Driving home for lunch late last month, Ken Baker of the Radio Kansas Network kept to his routine, checking the signal from his Salina station — 89.5 FM — when he received a surprise.

“I looked down at the radio and, about the time I looked, the HD radio display resolved to show a set of call letters I’d never seen before: KBAQ.”

Unlike AM signals, FM is confined to line-of-sight, so KBAQ doesn’t typically reach much beyond the Valley, let alone to a Volkswagen Beetle 875 miles away.

The feat is made more remarkable by the fact that electromagnetic energy, such as light and sound, decreases in intensity in proportion to the square of distance from a source: double the distance, and the power density falls off by a factor of four.

“What are we — 800, 1,000 miles? How many doublings of distance is that? And when you think of that HD signal that had to resolve just to give me those call letters on my display, that’s a pretty darn delicate signal. And the analog — the audio I was listening to — it sounded really solid, too,” said Baker.

Eric Schecter, chief engineer for KJZZ, KBAQ and Sun Sounds, credits the big bounce to an atmospheric quirk called “sporadic E skip.”
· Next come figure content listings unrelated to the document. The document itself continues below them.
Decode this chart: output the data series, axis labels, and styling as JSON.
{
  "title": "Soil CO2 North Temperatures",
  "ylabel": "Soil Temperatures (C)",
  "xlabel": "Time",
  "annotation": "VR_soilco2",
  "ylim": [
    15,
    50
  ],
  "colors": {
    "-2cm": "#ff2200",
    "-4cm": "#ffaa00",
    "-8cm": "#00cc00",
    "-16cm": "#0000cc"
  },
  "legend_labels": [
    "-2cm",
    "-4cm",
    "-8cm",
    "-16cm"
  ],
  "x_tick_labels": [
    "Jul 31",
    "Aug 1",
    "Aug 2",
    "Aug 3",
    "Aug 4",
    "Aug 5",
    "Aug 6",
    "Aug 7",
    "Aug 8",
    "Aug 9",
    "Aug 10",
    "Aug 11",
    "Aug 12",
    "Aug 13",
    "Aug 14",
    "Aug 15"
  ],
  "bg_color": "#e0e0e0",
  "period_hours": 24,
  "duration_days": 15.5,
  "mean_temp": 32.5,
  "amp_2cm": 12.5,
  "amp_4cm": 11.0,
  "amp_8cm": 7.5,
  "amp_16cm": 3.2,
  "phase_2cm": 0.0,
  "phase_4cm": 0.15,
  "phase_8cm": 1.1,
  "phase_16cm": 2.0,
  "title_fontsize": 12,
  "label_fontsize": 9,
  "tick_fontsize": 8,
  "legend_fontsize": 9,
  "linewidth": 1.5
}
“When conditions are right, that signal will refract off the E layer and be picked up in places like Kansas and Oklahoma and Texas.”

High in the air, at the edge of space, drifts the ionosphere, a soup of charged particles divided into D, E and F layers (the F layer sometimes splits into two sublayers). The E layer cannot normally reflect FM, but sometimes — mostly during summer, but sometimes in wionter, too — disturbances like thunderstorms create E-layer ripples that gather charged particles into denser, more reflective clouds that can.

“Some theorists say that it’s meteor smoke and meteor dust, way high up in the atmosphere, that gets ionized and is able to reflect radio signals a great distance — usually from Arizona to points east, on the order of 1,200-1,700 miles,” said Schecter.

In this case, that meant treating a few lunching Kansans to the digestive benefits of classical music.